Note: This entry is cross-posted from my blog at greeneyedgames.ca. As such, it's written for a general audience, but I'd be more than happy to get into a more technical discussion.

This is the first in a short series of posts about designing the puzzles in Last Train to Timbuktu!. Actually, as you'll soon see, it's about designing a puzzle designer, because I didn't really design the puzzles at all.

In many puzzle games, once you've beaten all the levels, the game is done. I guess you could start the game over to see how much easier it is, but it wouldn't be as much fun. Other games, like Tetris and Bejeweled don't have set levels at all. You just sit down and play, and do as well as you can with the pieces you get. The game is never really done because you're never solving the same puzzle twice.

I wanted Last Train to Timbuktu! be like Tetris in this regard: always the same rules, but never the same game twice, so there's always something to come back to. So I didn't sit down and create fifty or a hundred different puzzles. Instead, I created a puzzle designer. Every time you play a game of Last Train to Timbuktu, the puzzle designer is sitting there in the background making up new puzzles for you to solve.

In this series, I'll explain how the puzzle designer works and, more importantly, why it works that way. Today, we'll start at the beginning and look at the bare bones of a puzzle in Timbuktu.

As you know if you've played the game or watched the trailer, a puzzle in Last Train to Timbuktu is just a path between train stations with mixed up train tracks. To solve the puzzle, you rotate rows and columns of the tracks so that they connect the stations. So, when the puzzle designer creates a puzzle, it has two fairly obvious jobs to do:

  1. create a path between stations, and

  2. put mixed up tracks on it.

To create a path, the designer puts down a station on an empty puzzle board. Starting at the station, it wanders aimlessly through the board, laying down train tracks as it goes. When it happens to wander off the board, it decides that's a pretty good spot for the second station, and presto! It has a train track between two stations.

Of course, we don't want paths that look like these ones.

This path is too simple.This path has too many crossings.

So the designer has to be a bit careful to make sure the path is long enough and doesn't cross over itself. But this aimless wandering already produces interesting, varied train tracks just waiting to be scrambled into puzzles.

To accomplish said scrambling, the puzzle designer can't just mix up the tracks all willy-nilly. No - it must bear in mind exactly what it's designing: a puzzle. A puzzle intended to be solved by a player, and so it's rather important that the puzzle has a solution. The designer must therefore make sure that, however it mixes up the tracks, you'd better be able to un-mix them by rotating rows and columns.

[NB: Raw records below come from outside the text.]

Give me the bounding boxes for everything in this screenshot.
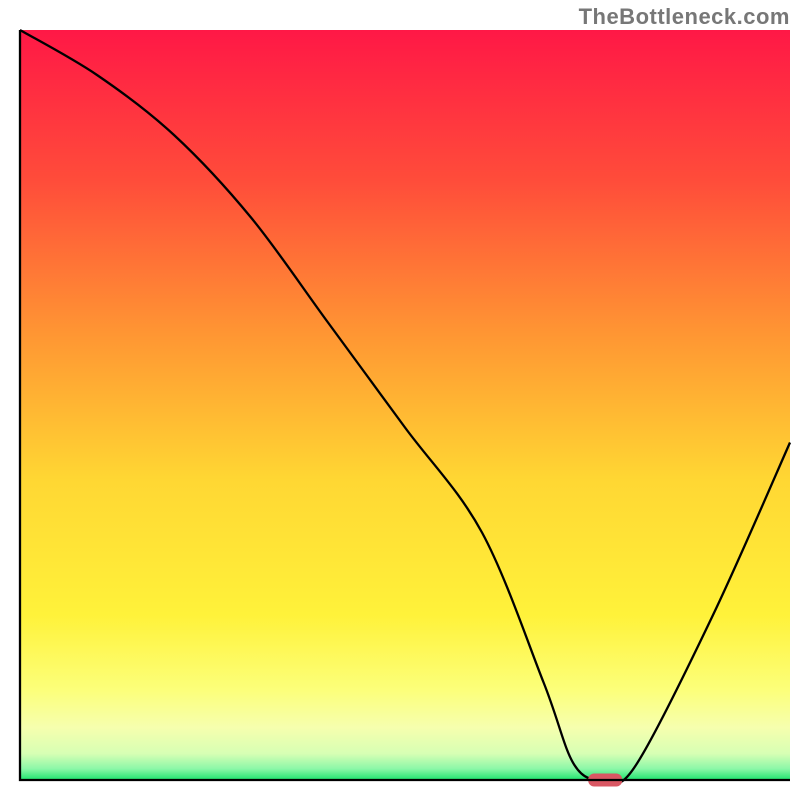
gradient-background — [20, 30, 790, 780]
bottleneck-chart — [0, 0, 800, 800]
chart-container: TheBottleneck.com — [0, 0, 800, 800]
watermark-text: TheBottleneck.com — [579, 4, 790, 30]
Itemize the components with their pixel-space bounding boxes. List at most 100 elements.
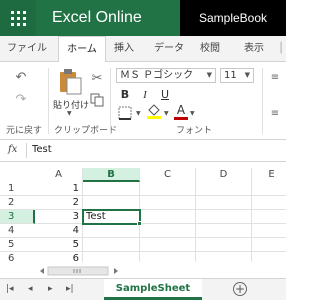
- cell-c5[interactable]: [140, 238, 196, 252]
- table-row: 2: [35, 196, 286, 210]
- fill-color-button[interactable]: [146, 104, 162, 120]
- clipboard-group-label: クリップボード: [54, 126, 118, 136]
- app-launcher-button[interactable]: [0, 0, 36, 36]
- sheet-tabs-bar: |◂ ◂ ▸ ▸| SampleSheet +: [0, 278, 286, 300]
- cell-e4[interactable]: [252, 224, 286, 238]
- font-color-button[interactable]: A: [174, 104, 188, 120]
- tab-file[interactable]: ファイル: [4, 36, 50, 62]
- font-name-select[interactable]: ＭＳ Ｐゴシック ▼: [116, 68, 216, 83]
- horizontal-scrollbar[interactable]: [36, 266, 122, 276]
- column-header-c[interactable]: C: [140, 168, 196, 182]
- align-button-2[interactable]: ≡: [266, 106, 284, 120]
- cell-d1[interactable]: [196, 182, 252, 196]
- cell-e3[interactable]: [252, 210, 286, 224]
- cell-d6[interactable]: [196, 252, 252, 262]
- column-header-a[interactable]: A: [35, 168, 83, 182]
- undo-icon: ↶: [15, 69, 27, 85]
- row-header[interactable]: 3: [0, 210, 35, 224]
- table-row: 5: [35, 238, 286, 252]
- cell-b6[interactable]: [83, 252, 140, 262]
- cell-d2[interactable]: [196, 196, 252, 210]
- table-row: 4: [35, 224, 286, 238]
- cell-d3[interactable]: [196, 210, 252, 224]
- tab-view[interactable]: 表示: [234, 36, 274, 62]
- undo-group-label: 元に戻す: [6, 126, 43, 136]
- cell-b5[interactable]: [83, 238, 140, 252]
- tabs-more[interactable]: │: [276, 36, 286, 62]
- font-size-select[interactable]: 11 ▼: [220, 68, 254, 83]
- cell-a2[interactable]: 2: [35, 196, 83, 210]
- app-name[interactable]: Excel Online: [52, 9, 142, 27]
- formula-bar: fx Test: [0, 140, 286, 162]
- row-header[interactable]: 6: [0, 252, 35, 262]
- tab-review[interactable]: 校閲: [194, 36, 226, 62]
- italic-button[interactable]: I: [138, 88, 152, 102]
- cell-a4[interactable]: 4: [35, 224, 83, 238]
- row-header[interactable]: 1: [0, 182, 35, 196]
- cell-d4[interactable]: [196, 224, 252, 238]
- borders-button[interactable]: [118, 106, 134, 120]
- cell-a6[interactable]: 6: [35, 252, 83, 262]
- copy-button[interactable]: [88, 92, 106, 108]
- cell-c6[interactable]: [140, 252, 196, 262]
- row-header[interactable]: 4: [0, 224, 35, 238]
- table-row: 6: [35, 252, 286, 262]
- table-row: 3 Test: [35, 210, 286, 224]
- cell-e1[interactable]: [252, 182, 286, 196]
- tab-home[interactable]: ホーム: [58, 36, 106, 63]
- add-sheet-button[interactable]: +: [233, 282, 247, 296]
- underline-button[interactable]: U: [158, 88, 172, 102]
- align-left-icon: ≡: [270, 107, 280, 119]
- app-launcher-icon: [11, 11, 14, 14]
- cell-b4[interactable]: [83, 224, 140, 238]
- paint-bucket-icon: [147, 104, 161, 119]
- workbook-name[interactable]: SampleBook: [180, 0, 286, 36]
- cell-e6[interactable]: [252, 252, 286, 262]
- prev-sheet-icon[interactable]: ◂: [28, 284, 33, 294]
- cell-e2[interactable]: [252, 196, 286, 210]
- cell-b1[interactable]: [83, 182, 140, 196]
- undo-button[interactable]: ↶: [12, 68, 30, 86]
- paste-button[interactable]: 貼り付け ▼: [53, 66, 89, 118]
- table-row: 1: [35, 182, 286, 196]
- title-bar: Excel Online SampleBook: [0, 0, 286, 36]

The best way to do this, of course, is to mix up the tracks by rotating rows and columns, and so that's exactly what the designer does. Then you, the player, if you're clever enough, can just rotate the same rows or columns in the opposite direction to solve the puzzle. Of course, most of us aren't quite that clever and it takes us a few extra moves to connect the stations.

As when it makes a path, the designer has to be a bit careful when scrambling the pieces. Mostly, it has to avoid the two situations illustrated below. In the puzzle on the left, moving the middle column has no effect. On the right, the designer has scrambled up the puzzle, but inadvertently solved it in the process.

Moving the middle column has no effect. This puzzle is scrambled, but already solved!

Fortunately, these situations are easy to avoid. When the designer moves a row or column, it checks if the move was redundant or solved the puzzle. If so, it just reverses the move and tries a different one. The result is nice juicy puzzles like these:

A puzzle from Race mode.A puzzle from Race mode.A puzzle from Race mode.A puzzle from Race mode.

As you can see from the screenshots, these kind of single-path puzzles are used in the Race mode of the game. But the game doesn't stop there, and neither does the puzzle designer. In the next couple of posts, I'll look at how the designer builds on this foundation to generate more elaborate, strategic puzzles for the challenge modes, and how it takes difficulty levels into account.